Governo cogita priorizar equipamentos da Europa, Rússia e China em futuras licitações, mas militares brasileiros alertam para riscos de dependência e impacto na logística de reposição
O presidente Luiz Inácio Lula da Silva avalia, segundo interlocutores do Palácio do Planalto, adotar um boicote a equipamentos militares dos Estados Unidos, repetindo o modelo já praticado contra Israel. A medida, sugerida por uma ala radical do governo em razão do tarifaço político de Donald Trump, vem sendo discutida nas últimas semanas e provocou apreensão entre oficiais das Forças Armadas.
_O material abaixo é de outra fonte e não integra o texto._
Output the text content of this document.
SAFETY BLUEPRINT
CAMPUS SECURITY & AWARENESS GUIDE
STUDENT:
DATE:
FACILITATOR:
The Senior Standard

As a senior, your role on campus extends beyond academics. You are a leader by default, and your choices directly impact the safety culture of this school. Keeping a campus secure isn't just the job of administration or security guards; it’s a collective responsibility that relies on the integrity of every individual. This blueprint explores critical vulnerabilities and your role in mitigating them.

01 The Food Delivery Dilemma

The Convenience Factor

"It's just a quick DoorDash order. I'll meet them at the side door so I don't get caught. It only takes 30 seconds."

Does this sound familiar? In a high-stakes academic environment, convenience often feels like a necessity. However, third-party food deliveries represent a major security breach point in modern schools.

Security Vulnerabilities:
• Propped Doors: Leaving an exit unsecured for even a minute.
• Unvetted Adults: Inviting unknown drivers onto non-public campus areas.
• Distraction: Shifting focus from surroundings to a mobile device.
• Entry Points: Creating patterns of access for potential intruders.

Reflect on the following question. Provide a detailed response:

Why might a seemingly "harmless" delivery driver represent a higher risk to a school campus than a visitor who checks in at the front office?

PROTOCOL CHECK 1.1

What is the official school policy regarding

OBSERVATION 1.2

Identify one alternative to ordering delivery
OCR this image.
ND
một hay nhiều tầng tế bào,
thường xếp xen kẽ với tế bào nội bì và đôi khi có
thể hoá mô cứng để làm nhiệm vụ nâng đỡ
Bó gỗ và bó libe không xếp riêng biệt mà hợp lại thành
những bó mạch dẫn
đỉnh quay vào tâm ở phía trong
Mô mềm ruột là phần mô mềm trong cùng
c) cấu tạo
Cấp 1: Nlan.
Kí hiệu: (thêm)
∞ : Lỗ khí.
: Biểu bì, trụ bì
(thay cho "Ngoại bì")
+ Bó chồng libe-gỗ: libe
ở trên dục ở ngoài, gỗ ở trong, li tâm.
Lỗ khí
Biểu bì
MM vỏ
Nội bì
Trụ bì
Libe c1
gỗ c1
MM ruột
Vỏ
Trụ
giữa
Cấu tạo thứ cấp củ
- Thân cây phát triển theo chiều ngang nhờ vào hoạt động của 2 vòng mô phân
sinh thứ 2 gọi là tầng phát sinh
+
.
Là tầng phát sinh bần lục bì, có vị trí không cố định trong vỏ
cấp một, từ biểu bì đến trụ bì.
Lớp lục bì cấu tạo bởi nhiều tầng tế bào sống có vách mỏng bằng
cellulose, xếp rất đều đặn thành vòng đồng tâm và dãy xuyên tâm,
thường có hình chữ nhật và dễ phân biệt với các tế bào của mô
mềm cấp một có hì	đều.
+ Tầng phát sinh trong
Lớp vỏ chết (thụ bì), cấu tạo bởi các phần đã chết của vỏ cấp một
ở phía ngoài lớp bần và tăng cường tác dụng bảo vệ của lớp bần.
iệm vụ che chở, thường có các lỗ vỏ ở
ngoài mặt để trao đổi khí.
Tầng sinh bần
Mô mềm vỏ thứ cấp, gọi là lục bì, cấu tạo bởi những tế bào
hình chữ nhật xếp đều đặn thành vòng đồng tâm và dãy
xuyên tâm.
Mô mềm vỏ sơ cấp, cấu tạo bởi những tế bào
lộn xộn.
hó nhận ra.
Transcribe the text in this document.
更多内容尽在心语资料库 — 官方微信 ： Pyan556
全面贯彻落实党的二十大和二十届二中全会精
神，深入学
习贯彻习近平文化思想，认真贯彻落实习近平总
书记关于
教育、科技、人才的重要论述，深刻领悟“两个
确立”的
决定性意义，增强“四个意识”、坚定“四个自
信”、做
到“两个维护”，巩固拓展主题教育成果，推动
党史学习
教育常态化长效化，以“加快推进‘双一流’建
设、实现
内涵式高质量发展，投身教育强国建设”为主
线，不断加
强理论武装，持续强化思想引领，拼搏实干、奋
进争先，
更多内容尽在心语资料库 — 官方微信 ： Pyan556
O Exército brasileiro é contrário à proposta, alertando para riscos na logística e no abastecimento de peças de reposição.
Apesar das provocações recentes entre Lula e Donald Trump, as relações militares entre Brasil e Estados Unidos seguem estáveis, com exercícios conjuntos programados para ocorrer no Nordeste nas próximas semanas. Esse ambiente de cooperação, segundo militares, contrasta com a possibilidade de ruptura nas compras de defesa.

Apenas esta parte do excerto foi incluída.